- Dudley Dudley
- Coordinates: 32°15′29″N 99°36′18″W﻿ / ﻿32.25806°N 99.60500°W
- Country: United States
- State: Texas
- County: Callahan
- Elevation: 2,021 ft (616 m)
- Time zone: UTC-6 (Central (CST))
- • Summer (DST): UTC-5 (CDT)
- Area code: 325
- GNIS feature ID: 1378232

= Dudley, Texas =

Dudley is an unincorporated community in Callahan County, in the U.S. state of Texas. According to the Handbook of Texas, the community had a population of 25 in 2000. It is located within the Abilene metropolitan area.

==History==
Dudley was founded in 1893. It was named for Nicholas M. Dudley, its first postmaster and storekeeper.
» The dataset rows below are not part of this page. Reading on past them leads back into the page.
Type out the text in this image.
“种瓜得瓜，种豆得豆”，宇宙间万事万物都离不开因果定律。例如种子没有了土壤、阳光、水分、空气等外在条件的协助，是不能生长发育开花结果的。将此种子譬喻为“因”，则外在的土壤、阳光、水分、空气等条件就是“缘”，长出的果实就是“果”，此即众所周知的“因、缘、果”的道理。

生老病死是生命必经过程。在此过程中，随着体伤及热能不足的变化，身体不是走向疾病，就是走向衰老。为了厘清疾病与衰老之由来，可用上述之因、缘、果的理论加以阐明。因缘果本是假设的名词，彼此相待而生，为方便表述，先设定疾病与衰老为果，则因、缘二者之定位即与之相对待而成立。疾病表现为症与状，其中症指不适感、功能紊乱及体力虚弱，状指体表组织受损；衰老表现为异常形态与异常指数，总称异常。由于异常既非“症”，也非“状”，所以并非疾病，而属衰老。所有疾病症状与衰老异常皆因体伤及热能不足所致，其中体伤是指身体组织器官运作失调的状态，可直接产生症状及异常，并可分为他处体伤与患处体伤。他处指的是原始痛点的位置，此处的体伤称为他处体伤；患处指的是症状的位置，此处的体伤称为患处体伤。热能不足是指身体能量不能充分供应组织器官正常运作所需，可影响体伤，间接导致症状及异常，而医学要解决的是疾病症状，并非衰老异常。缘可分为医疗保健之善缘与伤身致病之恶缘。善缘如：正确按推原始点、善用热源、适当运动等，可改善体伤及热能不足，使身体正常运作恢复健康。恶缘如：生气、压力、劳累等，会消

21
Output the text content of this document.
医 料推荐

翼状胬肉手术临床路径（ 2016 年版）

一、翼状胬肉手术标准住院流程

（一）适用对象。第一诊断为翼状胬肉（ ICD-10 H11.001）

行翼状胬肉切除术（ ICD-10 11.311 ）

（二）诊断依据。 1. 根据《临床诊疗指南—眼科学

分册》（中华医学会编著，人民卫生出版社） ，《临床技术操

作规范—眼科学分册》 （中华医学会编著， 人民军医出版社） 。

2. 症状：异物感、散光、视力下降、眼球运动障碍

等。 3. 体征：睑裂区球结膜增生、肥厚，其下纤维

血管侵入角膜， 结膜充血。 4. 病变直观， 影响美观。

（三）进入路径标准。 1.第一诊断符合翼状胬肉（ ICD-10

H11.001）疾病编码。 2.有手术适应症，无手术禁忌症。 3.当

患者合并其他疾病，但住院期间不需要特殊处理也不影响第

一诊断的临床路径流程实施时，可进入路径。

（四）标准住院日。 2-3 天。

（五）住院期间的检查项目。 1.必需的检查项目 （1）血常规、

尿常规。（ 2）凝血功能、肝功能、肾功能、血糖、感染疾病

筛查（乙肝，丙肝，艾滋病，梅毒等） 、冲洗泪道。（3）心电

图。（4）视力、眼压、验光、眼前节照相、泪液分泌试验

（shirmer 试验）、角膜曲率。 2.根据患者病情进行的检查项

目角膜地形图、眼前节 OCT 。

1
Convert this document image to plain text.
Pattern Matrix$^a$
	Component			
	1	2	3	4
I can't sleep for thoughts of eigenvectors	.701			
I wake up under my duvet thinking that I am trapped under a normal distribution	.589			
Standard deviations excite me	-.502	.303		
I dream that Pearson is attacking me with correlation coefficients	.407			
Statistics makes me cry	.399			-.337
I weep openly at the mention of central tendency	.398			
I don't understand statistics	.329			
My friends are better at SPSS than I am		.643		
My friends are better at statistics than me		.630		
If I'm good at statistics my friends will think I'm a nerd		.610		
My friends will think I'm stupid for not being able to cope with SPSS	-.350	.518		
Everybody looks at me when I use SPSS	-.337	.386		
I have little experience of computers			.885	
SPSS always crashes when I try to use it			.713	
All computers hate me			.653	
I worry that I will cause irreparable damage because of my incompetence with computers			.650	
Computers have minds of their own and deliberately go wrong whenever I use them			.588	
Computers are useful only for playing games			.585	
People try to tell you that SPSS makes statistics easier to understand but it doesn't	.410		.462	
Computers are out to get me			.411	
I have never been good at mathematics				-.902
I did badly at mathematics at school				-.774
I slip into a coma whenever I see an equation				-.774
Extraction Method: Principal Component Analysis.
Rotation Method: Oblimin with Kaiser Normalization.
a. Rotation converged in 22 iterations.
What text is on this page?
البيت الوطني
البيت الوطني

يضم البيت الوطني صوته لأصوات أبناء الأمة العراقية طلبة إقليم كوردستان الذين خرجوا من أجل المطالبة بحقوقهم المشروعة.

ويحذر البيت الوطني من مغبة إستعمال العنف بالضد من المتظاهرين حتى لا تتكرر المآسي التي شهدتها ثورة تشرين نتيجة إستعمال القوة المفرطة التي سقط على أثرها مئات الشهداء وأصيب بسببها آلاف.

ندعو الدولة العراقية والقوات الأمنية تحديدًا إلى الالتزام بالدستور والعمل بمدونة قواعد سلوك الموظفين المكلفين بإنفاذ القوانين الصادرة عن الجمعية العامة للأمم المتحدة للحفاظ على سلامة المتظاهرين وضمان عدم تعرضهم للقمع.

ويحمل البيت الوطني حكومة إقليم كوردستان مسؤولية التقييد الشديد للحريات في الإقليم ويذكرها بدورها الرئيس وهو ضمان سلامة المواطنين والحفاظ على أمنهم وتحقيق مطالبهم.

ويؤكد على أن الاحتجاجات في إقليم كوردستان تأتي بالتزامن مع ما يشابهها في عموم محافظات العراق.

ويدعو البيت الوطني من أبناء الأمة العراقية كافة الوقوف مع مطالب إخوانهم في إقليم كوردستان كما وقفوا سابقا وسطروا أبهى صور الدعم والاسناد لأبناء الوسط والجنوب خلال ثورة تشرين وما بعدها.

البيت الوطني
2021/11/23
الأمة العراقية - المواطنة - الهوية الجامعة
The post office closed in 1912 due to a lack of growth in the area. The community had three stores and a church serving 35 residents in 1940. The local grocery store also served as a community center where locals played dominoes, croquet, and softball. The community once had three churches. Its population was listed as 25 from 1980 through 2000.

==Geography==
Dudley is located on Farm to Market Road 1178 in western Callahan County.

==Education==
Dudley had its own school in 1940. Today, the community is served by the Eula Independent School District.